A 2023 law that would prohibit licensing abortion clinics and would require abortions to be performed in a hospital was also enjoined by an order by Stone after Planned Parenthood Association of Utah challenged that law.

Meehan further argued that under the Utah Constitution “there is no fundamental constitutional right to terminate a pregnancy, or in other words, there’s no fundamental constitutional right to permanently end the life of an unborn child. Now, by saying that, that doesn’t mean that the debate ends it means the debate finally gets to begin,” she said.

Justice Paige Petersen asked about the history of the drafting of the Utah Constitution. While newspaper accounts indicate women were in the crowded Salt Lake City-County Building during debates, no women voted on the principles enshrined in the document.

“It seems important in this context, because women are the ones that experience pregnancy and experienced childbirth, experience reproduction.

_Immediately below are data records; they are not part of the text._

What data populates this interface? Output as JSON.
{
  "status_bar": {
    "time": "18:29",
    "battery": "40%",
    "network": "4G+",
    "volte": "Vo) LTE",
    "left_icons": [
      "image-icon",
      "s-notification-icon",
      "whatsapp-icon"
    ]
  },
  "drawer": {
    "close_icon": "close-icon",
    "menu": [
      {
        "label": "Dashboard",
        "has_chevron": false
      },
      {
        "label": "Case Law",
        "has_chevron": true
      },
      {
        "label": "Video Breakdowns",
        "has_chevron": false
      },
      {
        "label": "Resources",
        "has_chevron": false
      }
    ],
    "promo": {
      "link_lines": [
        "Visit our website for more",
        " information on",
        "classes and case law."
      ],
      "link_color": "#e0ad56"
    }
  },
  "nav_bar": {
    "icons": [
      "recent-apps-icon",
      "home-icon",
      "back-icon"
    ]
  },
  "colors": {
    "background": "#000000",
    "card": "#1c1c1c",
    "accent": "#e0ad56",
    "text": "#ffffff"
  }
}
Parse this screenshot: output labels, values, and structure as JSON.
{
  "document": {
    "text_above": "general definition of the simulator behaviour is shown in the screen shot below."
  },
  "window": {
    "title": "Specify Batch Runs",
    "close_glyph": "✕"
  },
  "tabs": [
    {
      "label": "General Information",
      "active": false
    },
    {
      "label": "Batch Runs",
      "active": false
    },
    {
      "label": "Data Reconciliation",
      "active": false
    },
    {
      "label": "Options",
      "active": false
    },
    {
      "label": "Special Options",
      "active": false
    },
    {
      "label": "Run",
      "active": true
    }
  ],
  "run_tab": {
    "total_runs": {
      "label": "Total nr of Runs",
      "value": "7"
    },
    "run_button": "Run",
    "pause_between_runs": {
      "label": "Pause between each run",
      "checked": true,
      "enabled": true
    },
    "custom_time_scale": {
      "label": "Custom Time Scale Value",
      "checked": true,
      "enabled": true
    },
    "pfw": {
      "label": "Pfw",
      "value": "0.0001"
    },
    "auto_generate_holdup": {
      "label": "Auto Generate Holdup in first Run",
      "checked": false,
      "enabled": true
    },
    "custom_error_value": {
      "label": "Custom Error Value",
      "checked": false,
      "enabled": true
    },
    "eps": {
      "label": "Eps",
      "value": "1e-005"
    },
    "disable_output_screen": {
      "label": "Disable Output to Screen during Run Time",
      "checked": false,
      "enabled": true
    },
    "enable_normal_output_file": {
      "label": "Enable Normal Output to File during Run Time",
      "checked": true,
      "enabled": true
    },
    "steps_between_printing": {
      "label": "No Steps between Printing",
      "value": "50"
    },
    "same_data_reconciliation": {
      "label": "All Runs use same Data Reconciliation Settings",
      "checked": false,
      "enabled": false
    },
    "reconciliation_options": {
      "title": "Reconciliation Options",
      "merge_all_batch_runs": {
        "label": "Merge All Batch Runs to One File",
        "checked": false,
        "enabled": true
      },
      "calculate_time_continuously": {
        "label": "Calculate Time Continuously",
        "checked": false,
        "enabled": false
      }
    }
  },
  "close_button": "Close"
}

And so I’d like to get a sense of that perspective of history. But I’m not seeing much of it. And so I wonder, do we need that? Do you think that’s relevant?” Petersen said.

Meehan said Utah has “a very unique history when it comes to the voices of women and one that should be championed.”

“Utah was ahead of its time and the political rights of women, as you mentioned, dominated portions of the debate. Utah, you know, sent its first woman state senator to a state Senate. So it would be an oversimplification to say that women had no voice in the ratification of the Constitution. I think women had an unprecedented voice in the ratification of Utah’s constitution,” Meehan said.

Kathryn Boyd, president and CEO of Planned Parenthood Association of Utah, said in a briefing last week that allowing Utah’s laws to take effect would create “chaos” for women’s health.

“Utah’s abortion ban prioritizes political ideology over patients’ health and lives. It is extreme by any measure,” Boyd said.

Some of the justices posed hypothetical questions regarding the implications of outlawing other medical procedures.

“Could the state outlaw vasectomies and not implicate a constitutional right?” inquired Justice Diana Hagen.

Meehan responded, “No, your honor. I don’t think the state could outlaw that based on Griswold v. Connecticut.”

Vasectomy is a helpful analog in the Utah case because “at the time of the vasectomy, it is one person. At the time of the abortion, it is two people. Again, Utah Code recognizes the unborn child as a person,” she said.

Griswold v. Connecticut was a 1965 case in which the U.S. Supreme Court ruled that a state’s ban on the use of contraceptives violated the right to marital privacy.

In closing, Meehan said abortion is a very serious political, philosophical and policy issue.

“But based on what the court has before it now, the court can and should decide that the constitutional arguments raised by Planned Parenthood today are not serious issues of law that can warrant the extraordinary remedy of enjoining the state’s law for one year and 28 days,” she said.

Vega urged the court to maintain the preliminary injunction and to “protect the 50-year status quo for women and their families while the Utah courts consider the very serious and important issues posed by this case.”